I’ve been thinking about my mother, who passed away last June. During covid – isolated, caring for my father as he descended into the fog of Alzheimer’s – my mother become ensnared by a man on Facebook who pretended to fall in love with her. She herself was declining mentally. Over a series of many months, she and this person spent an extraordinary amount of time texting. He did get to know her, I think, and she got to know both the person he was pretending to be and – in some way, of course – him. She certainly learned how to send him money. Finally, using extreme measures, my sister and I were able to prevent this man from communicating with her. She was devastated and furious.

She loved him, having first felt that he loved her. Those feelings of love were real, despite their basis in fantasy and deceit. I wonder if there is a word for such a specific flavor of love – a deeply felt and in some measure real love for someone who is deceiving you.
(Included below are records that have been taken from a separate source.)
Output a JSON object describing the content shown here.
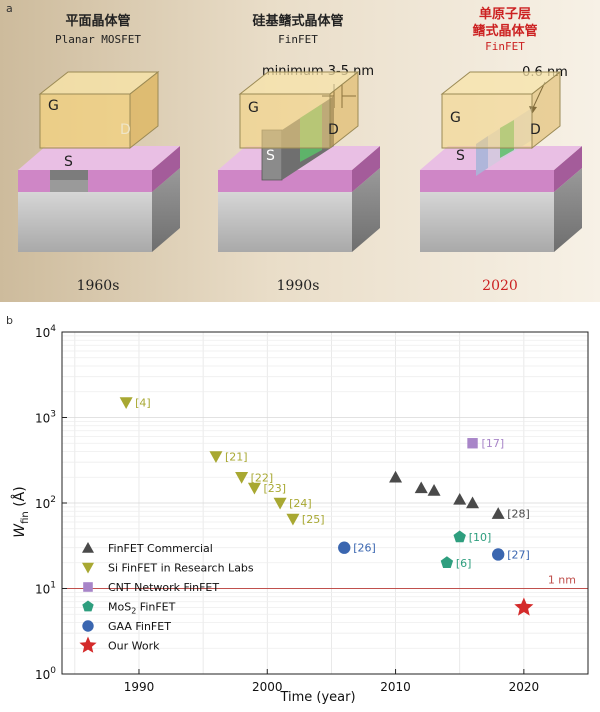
{
  "panel_a": {
    "label": "a",
    "devices": [
      {
        "title_cn": "平面晶体管",
        "title_en": "Planar MOSFET",
        "year": "1960s",
        "gate": "G",
        "source": "S",
        "drain": "D"
      },
      {
        "title_cn": "硅基鳍式晶体管",
        "title_en": "FinFET",
        "year": "1990s",
        "gate": "G",
        "source": "S",
        "drain": "D",
        "annotation": "minimum 3-5 nm"
      },
      {
        "title_cn_1": "单原子层",
        "title_cn_2": "鳍式晶体管",
        "title_en": "FinFET",
        "year": "2020",
        "gate": "G",
        "source": "S",
        "drain": "D",
        "annotation": "0.6 nm"
      }
    ],
    "colors": {
      "highlight": "#cc2222",
      "gate": "#f0c860",
      "oxide": "#d480c8",
      "channel": "#5cc06a",
      "substrate": "#c8c8c8"
    }
  },
  "panel_b": {
    "label": "b",
    "chart_data": {
      "type": "scatter",
      "xlabel": "Time (year)",
      "ylabel_main": "W",
      "ylabel_sub": "fin",
      "ylabel_unit": " (Å)",
      "xlim": [
        1984,
        2025
      ],
      "ylim": [
        1,
        10000
      ],
      "yscale": "log",
      "xticks": [
        1990,
        2000,
        2010,
        2020
      ],
      "yticks": [
        {
          "value": 1,
          "base": "10",
          "exp": "0"
        },
        {
          "value": 10,
          "base": "10",
          "exp": "1"
        },
        {
          "value": 100,
          "base": "10",
          "exp": "2"
        },
        {
          "value": 1000,
          "base": "10",
          "exp": "3"
        },
        {
          "value": 10000,
          "base": "10",
          "exp": "4"
        }
      ],
      "grid": true,
      "reference_line": {
        "y": 10,
        "label": "1 nm",
        "color": "#c0504d"
      },
      "series": [
        {
          "name": "FinFET Commercial",
          "marker": "triangle-up",
          "color": "#4a4a4a",
          "points": [
            {
              "x": 2010,
              "y": 200,
              "label": ""
            },
            {
              "x": 2012,
              "y": 150,
              "label": ""
            },
            {
              "x": 2013,
              "y": 140,
              "label": ""
            },
            {
              "x": 2015,
              "y": 110,
              "label": ""
            },
            {
              "x": 2016,
              "y": 100,
              "label": ""
            },
            {
              "x": 2018,
              "y": 75,
              "label": "[28]"
            }
          ]
        },
        {
          "name": "Si FinFET in Research Labs",
          "marker": "triangle-down",
          "color": "#a8a832",
          "points": [
            {
              "x": 1989,
              "y": 1500,
              "label": "[4]"
            },
            {
              "x": 1996,
              "y": 350,
              "label": "[21]"
            },
            {
              "x": 1998,
              "y": 200,
              "label": "[22]"
            },
            {
              "x": 1999,
              "y": 150,
              "label": "[23]"
            },
            {
              "x": 2001,
              "y": 100,
              "label": "[24]"
            },
            {
              "x": 2002,
              "y": 65,
              "label": "[25]"
            }
          ]
        },
        {
          "name": "CNT Network FinFET",
          "marker": "square",
          "color": "#a885c8",
          "points": [
            {
              "x": 2016,
              "y": 500,
              "label": "[17]"
            }
          ]
        },
        {
          "name": "MoS2 FinFET",
          "name_main": "MoS",
          "name_sub": "2",
          "name_rest": "  FinFET",
          "marker": "pentagon",
          "color": "#2e9e7e",
          "points": [
            {
              "x": 2015,
              "y": 40,
              "label": "[10]"
            },
            {
              "x": 2014,
              "y": 20,
              "label": "[6]"
            }
          ]
        },
        {
          "name": "GAA FinFET",
          "marker": "circle",
          "color": "#3a66b0",
          "points": [
            {
              "x": 2006,
              "y": 30,
              "label": "[26]"
            },
            {
              "x": 2018,
              "y": 25,
              "label": "[27]"
            }
          ]
        },
        {
          "name": "Our Work",
          "marker": "star",
          "color": "#d42a2a",
          "points": [
            {
              "x": 2020,
              "y": 6,
              "label": ""
            }
          ]
        }
      ]
    }
  }
}
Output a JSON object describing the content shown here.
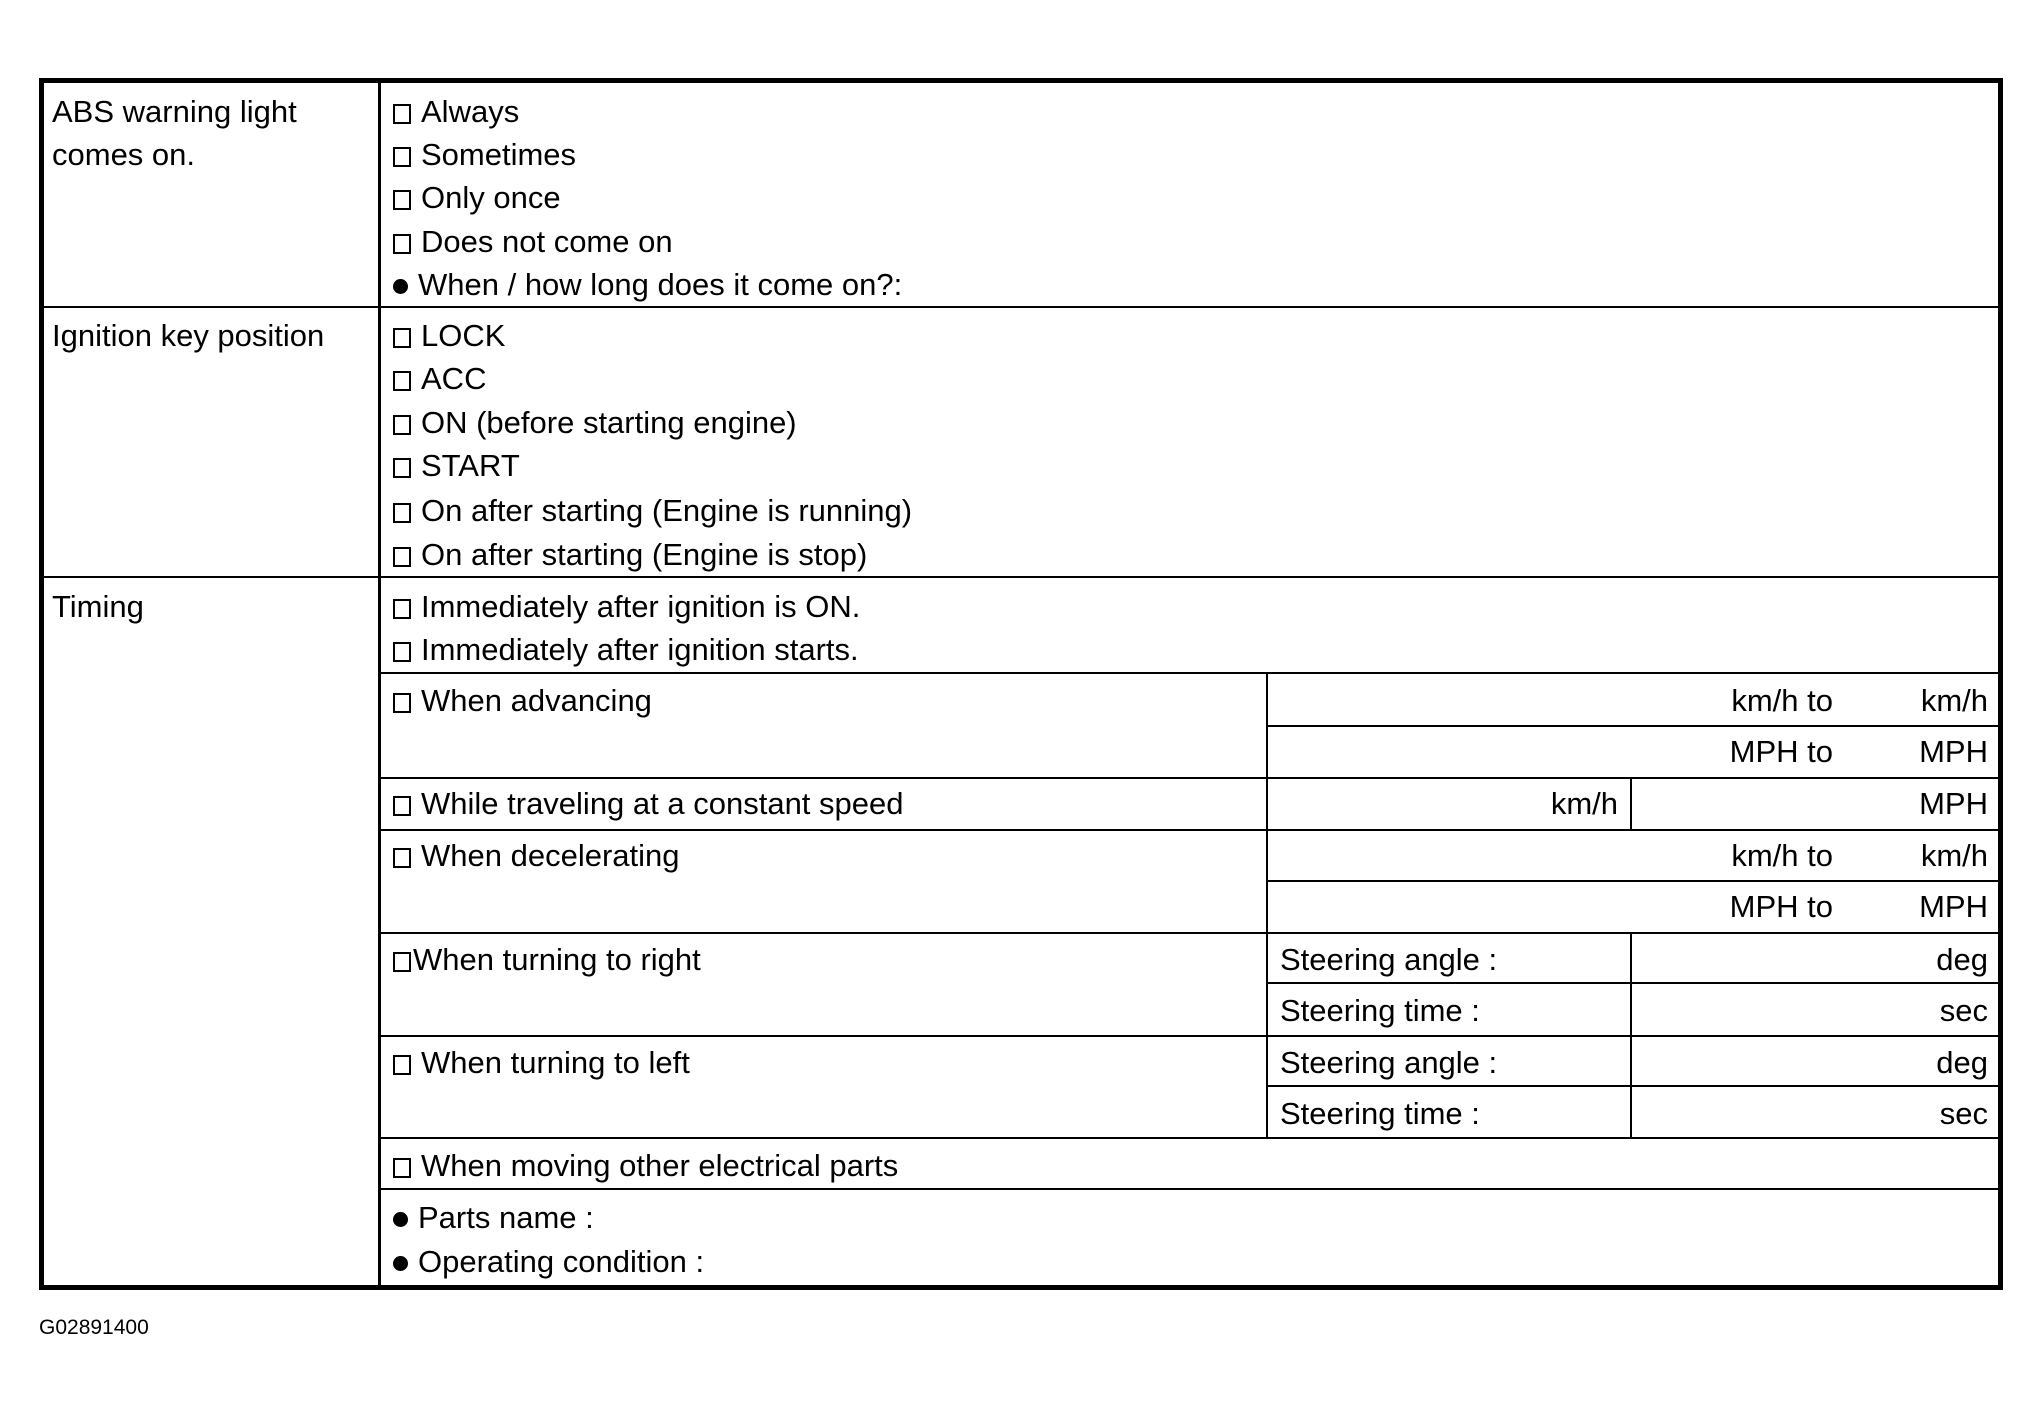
{
  "abs": {
    "label_line1": "ABS warning light",
    "label_line2": "comes on.",
    "options": [
      "Always",
      "Sometimes",
      "Only once",
      "Does not come on"
    ],
    "question": "When / how long does it come on?:"
  },
  "ignition": {
    "label": "Ignition key position",
    "options": [
      "LOCK",
      "ACC",
      "ON (before starting engine)",
      "START",
      "On after starting (Engine is running)",
      "On after starting (Engine is stop)"
    ]
  },
  "timing": {
    "label": "Timing",
    "immediate": [
      "Immediately after ignition is ON.",
      "Immediately after ignition starts."
    ],
    "advancing": {
      "label": "When advancing",
      "kmh_to": "km/h to",
      "kmh": "km/h",
      "mph_to": "MPH to",
      "mph": "MPH"
    },
    "constant": {
      "label": "While traveling at a constant speed",
      "kmh": "km/h",
      "mph": "MPH"
    },
    "decelerating": {
      "label": "When decelerating",
      "kmh_to": "km/h to",
      "kmh": "km/h",
      "mph_to": "MPH to",
      "mph": "MPH"
    },
    "right": {
      "label": "When turning to right",
      "angle": "Steering angle :",
      "deg": "deg",
      "time": "Steering time :",
      "sec": "sec"
    },
    "left": {
      "label": "When turning to left",
      "angle": "Steering angle :",
      "deg": "deg",
      "time": "Steering time :",
      "sec": "sec"
    },
    "electrical": "When moving other electrical parts",
    "parts_name": "Parts name :",
    "operating_condition": "Operating condition :"
  },
  "caption": "G02891400"
}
I want a word to honor the beauty and even truth of the feeling despite another person’s manipulation. If there is one, I do not know it.

I think sometimes about his malicious manipulation of her. Those words describe his actions but not necessarily his entire state of mind. I wonder if he ever felt something different, as he got to know her over the months. Did he ever feel anything close to compassion or affection for her? Given the volume of their correspondence, I believe he did know her and understand her very well.

My mother’s sorrow when my sister and I prevented her from contacting this person – in a way, her lover – was extreme. Is there a word for causing extreme pain to your parent on purpose when you feel that you must?

Is there any joy in the mystery that she could still feel and yearn for such love?

What is it within us that seeks such connection?

I wonder if he ever thinks of her. I wonder if my mother, in her dementia care facility, ever thought of him – the person she believed him to be, not the person he was. We never spoke of it.

***

The winter jasmine has never bloomed with such abandon and glory. The conditions this January are somehow exactly right.

***

dolorblindness

n. the frustration that you’ll never be able to understand another person’s pain, only ever searching their face for some faint evocation of it, then rifling through your own experiences for some slapdash comparison, wishing you could tell them truthfully, “I know exactly how you feel.”

Latin dolor, pain + colorblindness. Pronounced “doh-ler-blahynd-nis.”